The Making of the Bat Boat

So since I've been showing off some "off the wall" Batman stuff this week in honor of our special guest from LOG, I thought I would go out with a Bang, Biff, Pow!

For your viewing pleasure the 1960's Bat Boat or rather a company brochure for the Bat Boat. Now, I do not have a lot of older pieces in my collection and I certainly do not have a lot of catalog, brochure, magazine pieces, but being a designer I am drawn to paper products and older advertisements. It's just something about that era. So I do have a copy of this brochure. Why just a copy? The owner didn't want to part with the original, and since we had a color copier at work, he was more than happy to loan it to me to make a copy for my collection.

So here's the story. I guess I should proceed this with the following, you never know where you'll find Batman stuff. Okay having said that, I was the art director for a waterpark ride manufacturing company for a few years in the early 2000's. We developed water "rollercoasters", slides, and tons of what we called water toys. Those were giant hippos, elephant slides and what not. Nine times out of ten if you have been to a water park, indoor or out, you've been on one of the slides we developed. So this manufacturer is smack dab in the middle of Texas, probably fifteen minutes away from my house, outside of town. It was the best drive to and from work I have ever had, in the three years there I was in maybe a total of three traffic jams.

Well one day in the Spring I decided to check out a local hobby store at lunch and while I was in there I found the Polar Lights model of the vintage Bat Boat. I bought it just for the package art. Well on my return to work I decided to take my new prize in and show the art team what I had found, and when I was finished showing off my latest trophy I sat it on top of my monitor to gaze at while I worked the rest of the day. The building which we occupied was once the Texas branch of Glasstron Boats, more precisely their engineering and development branch, and to take it a step further our head engineer and our park layout designer both used to work for Glasstron.

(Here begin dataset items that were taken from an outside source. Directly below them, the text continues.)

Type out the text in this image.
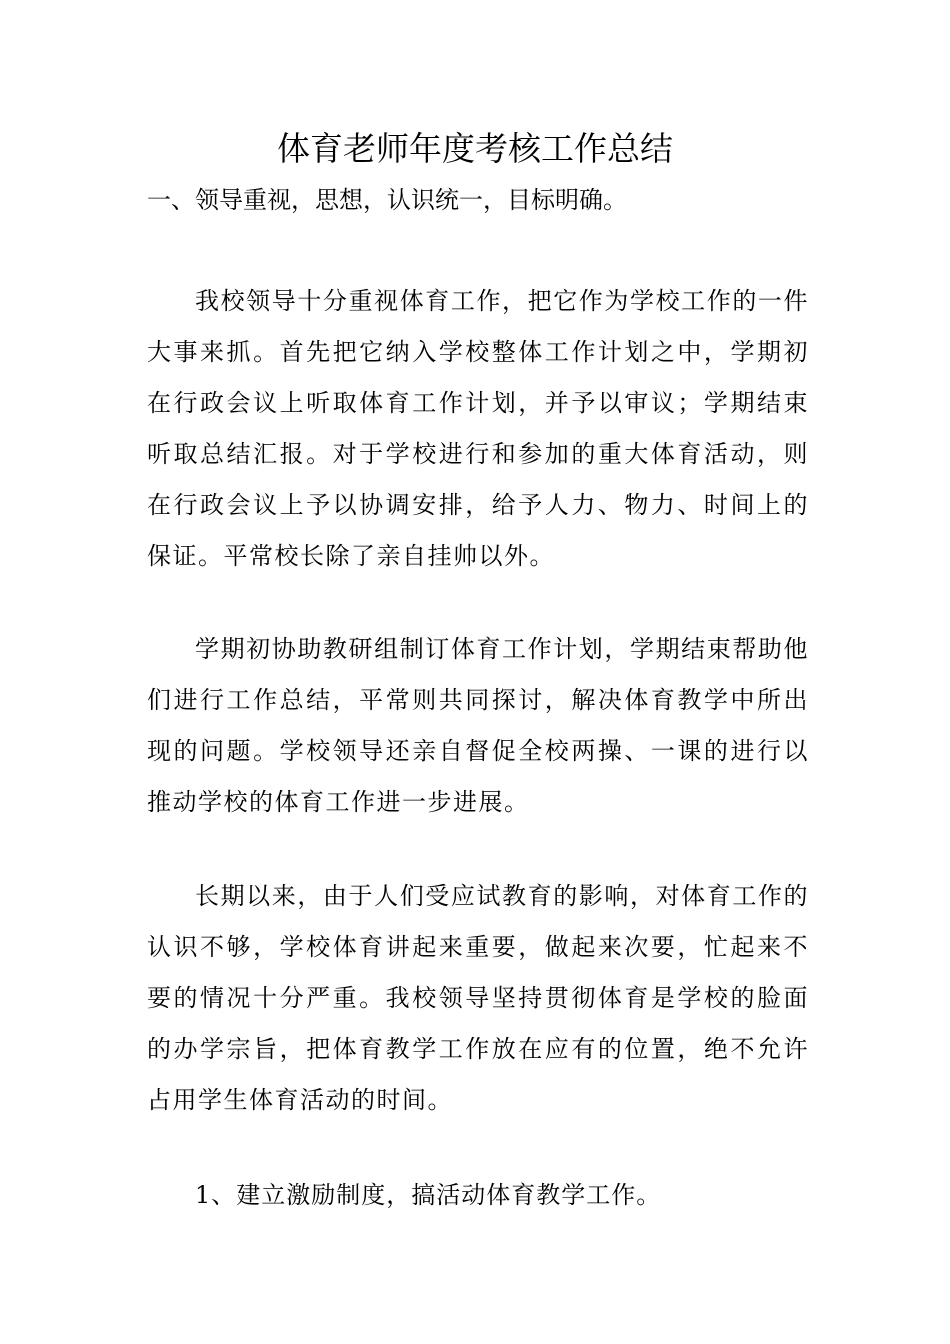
体育老师年度考核工作总结

一、领导重视，思想，认识统一，目标明确。

我校领导十分重视体育工作，把它作为学校工作的一件大事来抓。首先把它纳入学校整体工作计划之中，学期初在行政会议上听取体育工作计划，并予以审议；学期结束听取总结汇报。对于学校进行和参加的重大体育活动，则在行政会议上予以协调安排，给予人力、物力、时间上的保证。平常校长除了亲自挂帅以外。

学期初协助教研组制订体育工作计划，学期结束帮助他们进行工作总结，平常则共同探讨，解决体育教学中所出现的问题。学校领导还亲自督促全校两操、一课的进行以推动学校的体育工作进一步进展。

长期以来，由于人们受应试教育的影响，对体育工作的认识不够，学校体育讲起来重要，做起来次要，忙起来不要的情况十分严重。我校领导坚持贯彻体育是学校的脸面的办学宗旨，把体育教学工作放在应有的位置，绝不允许占用学生体育活动的时间。

1、建立激励制度，搞活动体育教学工作。
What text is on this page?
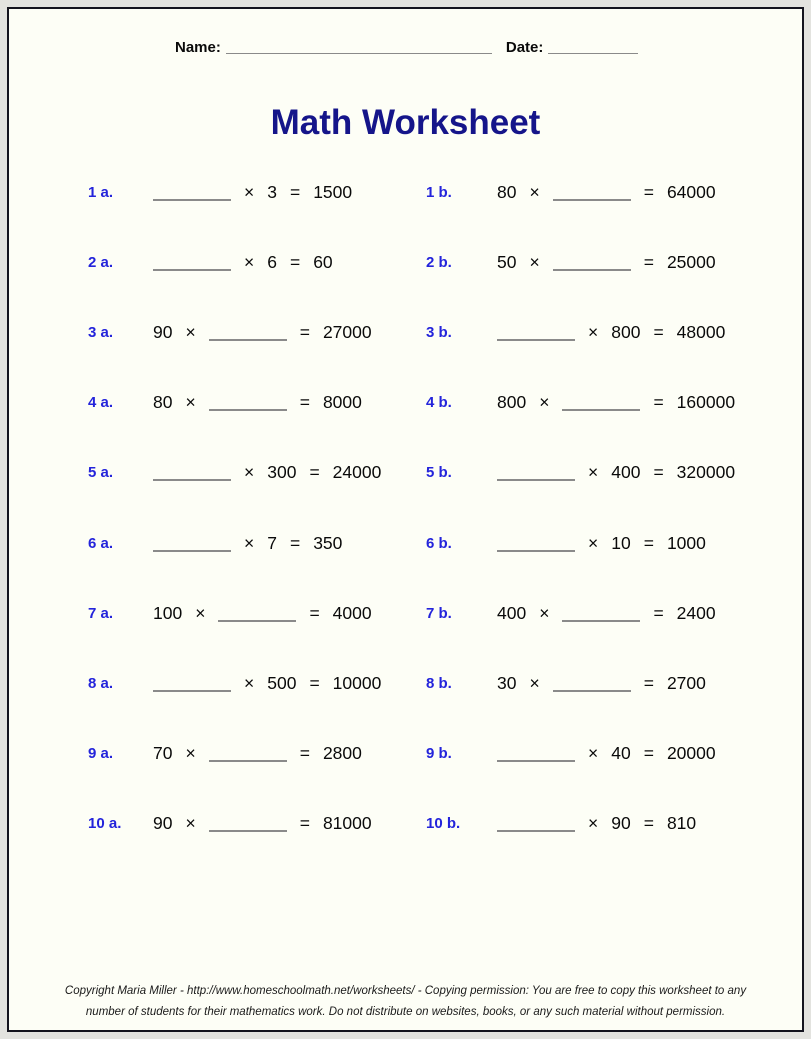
Name:	Date:
Math Worksheet
1 a.	× 3 = 1500	1 b.	80 ×	= 64000
2 a.	× 6 = 60	2 b.	50 ×	= 25000
3 a.	90 ×	= 27000	3 b.	× 800 = 48000
4 a.	80 ×	= 8000	4 b.	800 ×	= 160000
5 a.	× 300 = 24000	5 b.	× 400 = 320000
6 a.	× 7 = 350	6 b.	× 10 = 1000
7 a.	100 ×	= 4000	7 b.	400 ×	= 2400
8 a.	× 500 = 10000	8 b.	30 ×	= 2700
9 a.	70 ×	= 2800	9 b.	× 40 = 20000
10 a.	90 ×	= 81000	10 b.	× 90 = 810
Copyright Maria Miller - http://www.homeschoolmath.net/worksheets/ - Copying permission: You are free to copy this worksheet to any
number of students for their mathematics work. Do not distribute on websites, books, or any such material without permission.
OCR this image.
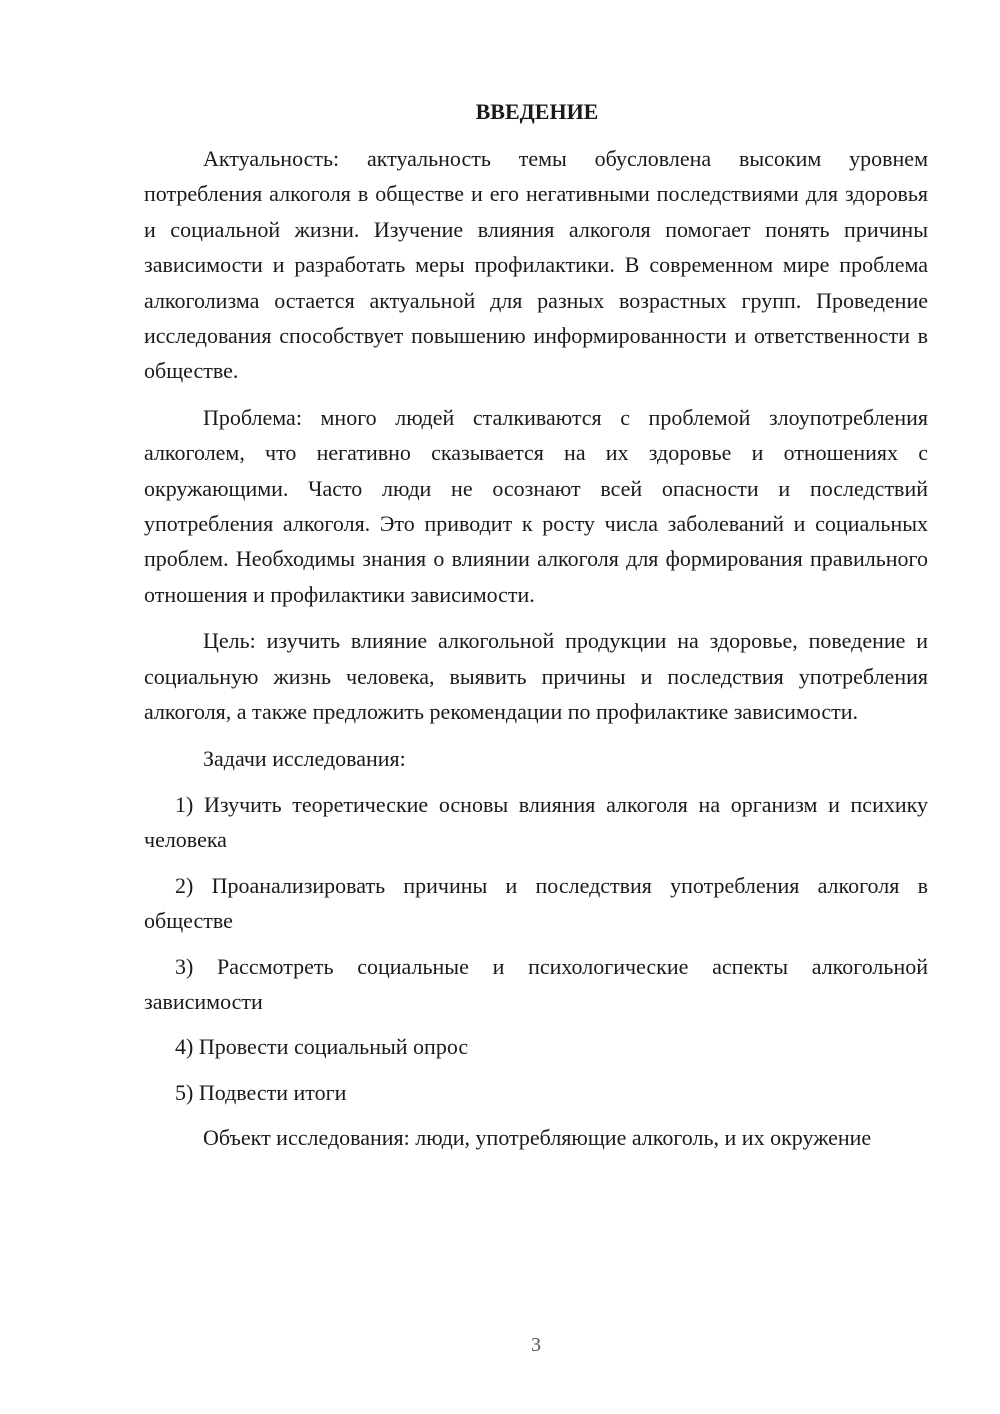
ВВЕДЕНИЕ

Актуальность: актуальность темы обусловлена высоким уровнем потребления алкоголя в обществе и его негативными последствиями для здоровья и социальной жизни. Изучение влияния алкоголя помогает понять причины зависимости и разработать меры профилактики. В современном мире проблема алкоголизма остается актуальной для разных возрастных групп. Проведение исследования способствует повышению информированности и ответственности в обществе.

Проблема: много людей сталкиваются с проблемой злоупотребления алкоголем, что негативно сказывается на их здоровье и отношениях с окружающими. Часто люди не осознают всей опасности и последствий употребления алкоголя. Это приводит к росту числа заболеваний и социальных проблем. Необходимы знания о влиянии алкоголя для формирования правильного отношения и профилактики зависимости.

Цель: изучить влияние алкогольной продукции на здоровье, поведение и социальную жизнь человека, выявить причины и последствия употребления алкоголя, а также предложить рекомендации по профилактике зависимости.

Задачи исследования:

1) Изучить теоретические основы влияния алкоголя на организм и психику человека
2) Проанализировать причины и последствия употребления алкоголя в обществе
3) Рассмотреть социальные и психологические аспекты алкогольной зависимости
4) Провести социальный опрос
5) Подвести итоги

Объект исследования: люди, употребляющие алкоголь, и их окружение

3
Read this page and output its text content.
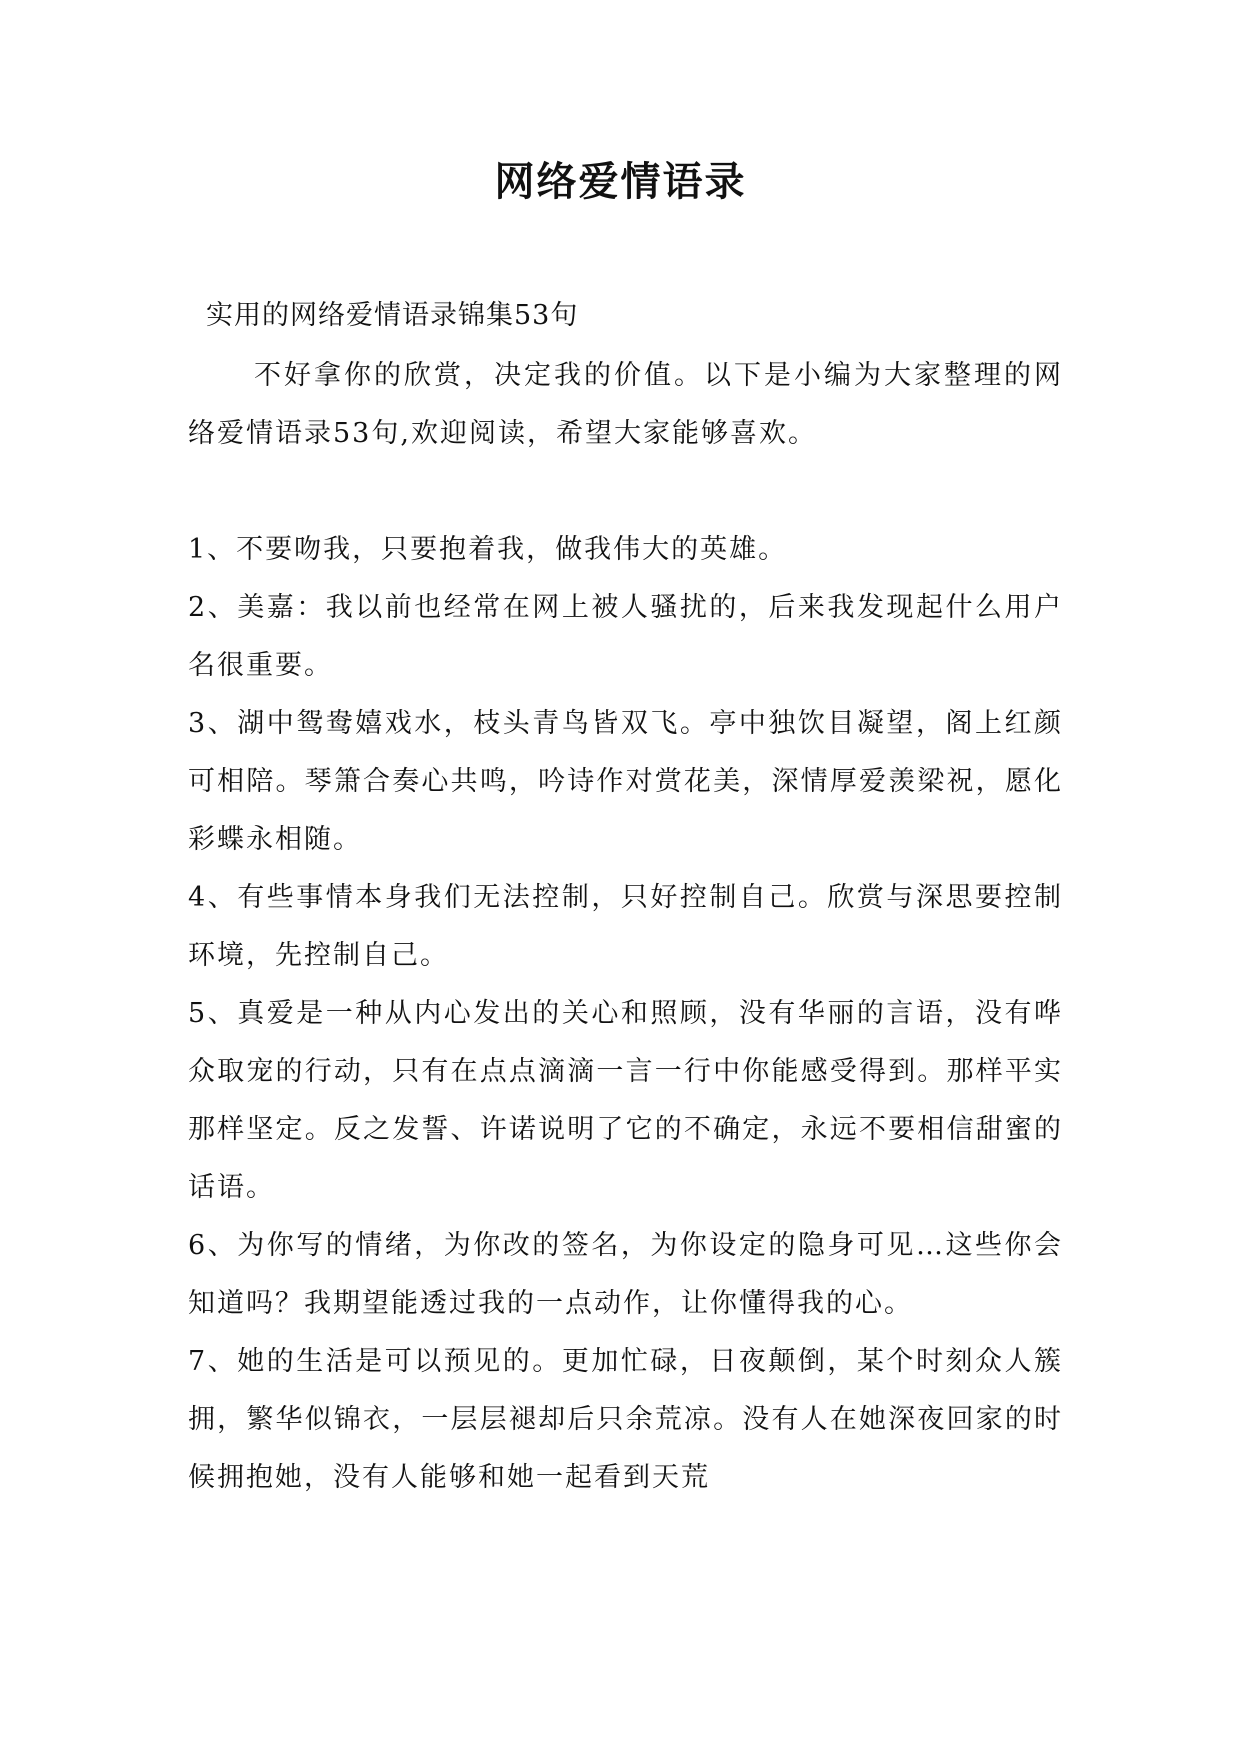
网络爱情语录

实用的网络爱情语录锦集53句

不好拿你的欣赏，决定我的价值。以下是小编为大家整理的网络爱情语录53句,欢迎阅读，希望大家能够喜欢。

1、不要吻我，只要抱着我，做我伟大的英雄。

2、美嘉：我以前也经常在网上被人骚扰的，后来我发现起什么用户名很重要。

3、湖中鸳鸯嬉戏水，枝头青鸟皆双飞。亭中独饮目凝望，阁上红颜可相陪。琴箫合奏心共鸣，吟诗作对赏花美，深情厚爱羡梁祝，愿化彩蝶永相随。

4、有些事情本身我们无法控制，只好控制自己。欣赏与深思要控制环境，先控制自己。

5、真爱是一种从内心发出的关心和照顾，没有华丽的言语，没有哗众取宠的行动，只有在点点滴滴一言一行中你能感受得到。那样平实那样坚定。反之发誓、许诺说明了它的不确定，永远不要相信甜蜜的话语。

6、为你写的情绪，为你改的签名，为你设定的隐身可见…这些你会知道吗？我期望能透过我的一点动作，让你懂得我的心。

7、她的生活是可以预见的。更加忙碌，日夜颠倒，某个时刻众人簇拥，繁华似锦衣，一层层褪却后只余荒凉。没有人在她深夜回家的时候拥抱她，没有人能够和她一起看到天荒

So now the park layout designer worked for me and when I showed him the boat he launched into a spill about how Glasstron used to build boats and they even built that boat. Of course I didn't believe him, I've heard one to many of his fish stories, so he rang the head engineer. David, the head engineer, comes down to the Art Department and starts telling me about the Bat Boat he helped design. David is a very straight shooter, there was now doubt in my mind that he was speaking the truth. He told me about testing it out on a local lake, doing the float test in the factory, and trying to make this thing look like a Bat Boat and still be able to run like a regular boat. Now my Park layout guy starts chiming in about blue prints and David says they are long gone, moved with the company files, but he still had a brochure. He brought in the next day for me to see and make a copy and now it's up here on the blog. All in all it was a great couple of days to be a Bat Fan. I scored a cool model with an even cooler box, and got to listen to war stories of the good ole' days of making Batman's trusty Batboat. It was like I was there on the lake chasing down the Penguin, quick where's the Bat Shark Repellent!

3 comments:

The Atari Nation said...

holy CRAP Batman! What a wicked piece to have in your collection..even a scanned version.

I had no idea who actually made the bat-boat. Absolutely fantastic!

chunky B said...

That's exactly what I thought too.

David was more of the behind the scenes guy and I think he liked being the engineer that did all the testing, he had even helped set the charges to blow up a few boats in one of the older James Bond Flicks.

Unknown said...

That was a really cool story. I'm a huge fan of the '60s show and that bat-boat is one of the best vehicles not only in that show but also in Batman history.